일반화선형회귀 : boston housing 집값 예측하기

keras 의 dataset 중 하나인 boston housing 데이터는 보스턴 시의 주택 가격에 대한 데이터로 여러 개의 측정지표들 (예를 들어, 범죄율, 학생/교사 비율 등) 13개를 독립변수로 포함하고, 보스턴 인근의 주택 가격의 중앙값(median value) 1개를 종속변수로 하여 총 14개의 변수로 구성 되어 있습니다.

일반화선형회귀(Generalized Linear Regression) 알고리즘으로 학습 모델을 생성하여 주택 가격을 예측해 봅니다.

일반화선형회귀(Generalized Linear Regression)

선형회귀 모델은 종속변수의 분포가 정규분포라고 가정합니다. 일반화 선형 모델(generalized linear regression)은 선형회귀 모델을 확장하여 종속변수의 분포를 정규 분포외에 다른 확률분포(이항분포, 포아송 분포 등)도 고려하여 만든 모델입니다. 종속변수의 family 분포(gaussian, binomial, poisson, gamma and tweedie) 는 데이터의 특성을 파악한 사용자가 결정하여 파라미터로 모델링에 적용합니다.

데이터 전처리(preprocessing)

데이터 출처 keras data set

IRIS 에 데이터모델 EDU_ML_boston_house 로 생성합니다.

필드 설명

feature	description
crim	자치시(town)별 1인당 범죄율
zn	25,000 평방 피트를 초과하는 거주지역의 비율
indus	비소매상업지역이 차지하고 있는 토지의 비율
chas	찰스강의 경계에 위치한 경우는 1, 아니면 0
nox	10ppm 당 농축 일산화질소
rm	주택 1가구당 평균 방의 수
age	1940년 이전에 건축한 소유주택 비율
dis	보스톤 직업센터까지의 접근성 지수
rad	방사형 도로까지의 접근성 지수
tax	10,000 달러당 재산세율
ptratio	자치시(town)별 학생/교사 비율
b	자치시(town)별 흑인의 비율
lstat	모집단의 하위 계층의 비율
medv	본인 소유의 주택가격 중앙값(단위 $1000)

13개 변수중 범주형변수 chas ( 강의 경계일 때는 1, 아닐 때는 0) 를 제외하고, 각각의 변수들은 측정값의 단위가 다르기 때문에 스케일링이 필요합니다.
chas 를 제외한 feature 변수 12개에 standard scaling 을 적용하고 s_기존변수 이름으로 생성합니다.
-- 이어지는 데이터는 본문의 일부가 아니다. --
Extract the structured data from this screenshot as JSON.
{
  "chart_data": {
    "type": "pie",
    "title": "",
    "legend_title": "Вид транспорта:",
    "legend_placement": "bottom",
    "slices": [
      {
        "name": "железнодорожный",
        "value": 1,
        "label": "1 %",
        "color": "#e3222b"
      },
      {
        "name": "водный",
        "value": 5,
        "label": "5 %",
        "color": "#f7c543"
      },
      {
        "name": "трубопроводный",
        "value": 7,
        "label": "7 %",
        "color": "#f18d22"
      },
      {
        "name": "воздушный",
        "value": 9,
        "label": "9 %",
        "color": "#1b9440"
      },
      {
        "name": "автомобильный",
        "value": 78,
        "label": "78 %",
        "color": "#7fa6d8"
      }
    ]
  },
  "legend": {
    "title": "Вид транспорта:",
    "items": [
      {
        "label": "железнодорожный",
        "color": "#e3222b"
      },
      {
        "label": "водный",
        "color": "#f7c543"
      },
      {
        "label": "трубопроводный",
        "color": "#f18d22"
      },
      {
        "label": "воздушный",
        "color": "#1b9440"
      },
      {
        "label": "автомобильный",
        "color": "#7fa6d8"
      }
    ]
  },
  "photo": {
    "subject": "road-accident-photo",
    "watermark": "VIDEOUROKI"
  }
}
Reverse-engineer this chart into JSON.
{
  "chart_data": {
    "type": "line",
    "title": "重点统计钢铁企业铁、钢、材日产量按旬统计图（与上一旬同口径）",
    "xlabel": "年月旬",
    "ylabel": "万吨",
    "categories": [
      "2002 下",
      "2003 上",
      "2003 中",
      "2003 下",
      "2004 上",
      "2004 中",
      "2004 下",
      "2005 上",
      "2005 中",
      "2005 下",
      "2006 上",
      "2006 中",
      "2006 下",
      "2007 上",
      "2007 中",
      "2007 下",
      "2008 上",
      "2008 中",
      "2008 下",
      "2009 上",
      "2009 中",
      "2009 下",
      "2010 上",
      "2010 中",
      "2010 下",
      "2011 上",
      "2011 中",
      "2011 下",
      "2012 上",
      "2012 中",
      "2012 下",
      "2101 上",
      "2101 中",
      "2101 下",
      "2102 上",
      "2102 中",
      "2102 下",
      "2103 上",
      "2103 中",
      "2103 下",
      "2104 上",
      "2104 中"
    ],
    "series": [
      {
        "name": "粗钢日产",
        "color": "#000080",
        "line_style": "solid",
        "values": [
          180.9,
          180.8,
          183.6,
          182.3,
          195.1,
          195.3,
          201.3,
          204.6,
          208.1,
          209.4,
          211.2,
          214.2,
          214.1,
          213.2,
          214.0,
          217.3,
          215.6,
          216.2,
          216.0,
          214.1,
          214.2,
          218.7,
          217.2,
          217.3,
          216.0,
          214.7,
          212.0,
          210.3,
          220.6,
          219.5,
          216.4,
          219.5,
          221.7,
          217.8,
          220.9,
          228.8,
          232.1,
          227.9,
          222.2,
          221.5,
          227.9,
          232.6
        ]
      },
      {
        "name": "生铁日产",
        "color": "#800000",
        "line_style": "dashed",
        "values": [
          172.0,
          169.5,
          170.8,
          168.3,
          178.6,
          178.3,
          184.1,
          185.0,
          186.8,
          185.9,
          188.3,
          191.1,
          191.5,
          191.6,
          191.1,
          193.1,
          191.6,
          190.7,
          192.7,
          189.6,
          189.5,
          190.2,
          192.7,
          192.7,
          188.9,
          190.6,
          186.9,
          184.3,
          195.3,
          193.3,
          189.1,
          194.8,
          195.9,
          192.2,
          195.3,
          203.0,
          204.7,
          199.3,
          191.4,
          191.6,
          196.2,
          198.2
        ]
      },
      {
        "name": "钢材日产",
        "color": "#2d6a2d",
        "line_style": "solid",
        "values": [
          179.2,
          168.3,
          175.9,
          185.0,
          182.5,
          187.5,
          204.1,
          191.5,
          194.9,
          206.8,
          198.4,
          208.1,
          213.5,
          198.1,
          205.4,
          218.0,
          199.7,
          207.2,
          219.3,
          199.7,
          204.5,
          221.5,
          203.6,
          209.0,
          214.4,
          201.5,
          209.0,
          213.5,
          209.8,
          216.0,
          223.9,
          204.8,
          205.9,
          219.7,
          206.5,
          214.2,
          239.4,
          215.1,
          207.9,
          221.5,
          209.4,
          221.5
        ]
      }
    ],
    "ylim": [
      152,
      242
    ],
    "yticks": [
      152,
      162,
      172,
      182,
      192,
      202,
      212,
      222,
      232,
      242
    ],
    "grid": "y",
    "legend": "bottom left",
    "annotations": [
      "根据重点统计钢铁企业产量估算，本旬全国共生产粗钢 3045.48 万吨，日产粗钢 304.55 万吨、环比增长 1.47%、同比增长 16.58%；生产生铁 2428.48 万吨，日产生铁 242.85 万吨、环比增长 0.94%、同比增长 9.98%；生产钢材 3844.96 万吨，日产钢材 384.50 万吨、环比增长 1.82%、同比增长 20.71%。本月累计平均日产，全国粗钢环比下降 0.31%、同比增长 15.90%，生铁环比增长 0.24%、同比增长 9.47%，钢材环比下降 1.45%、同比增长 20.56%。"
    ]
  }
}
* | scaler standard crim to s_crim, zn to s_zn, indus to s_indus, nox to s_nox, rm to s_rm, age to s_age, dis to s_dis, rad to s_rad, tax to s_tax, ptratio to s_ptratio, b to s_b, lstat to s_lstat

1차 학습 모델 생성 (fit)

1차 모델은 scaling한 변수12개, 범주형 변수 chas => 설명 변수(X) 13개 전체로 GeneralizedLinearRegression 알고리즘의 예측모델을 생성합니다.

데이터모델 EDU_ML_boston_house 의 80% 를 random sampling 하여 training data 로 삼아 학습을 진행합니다.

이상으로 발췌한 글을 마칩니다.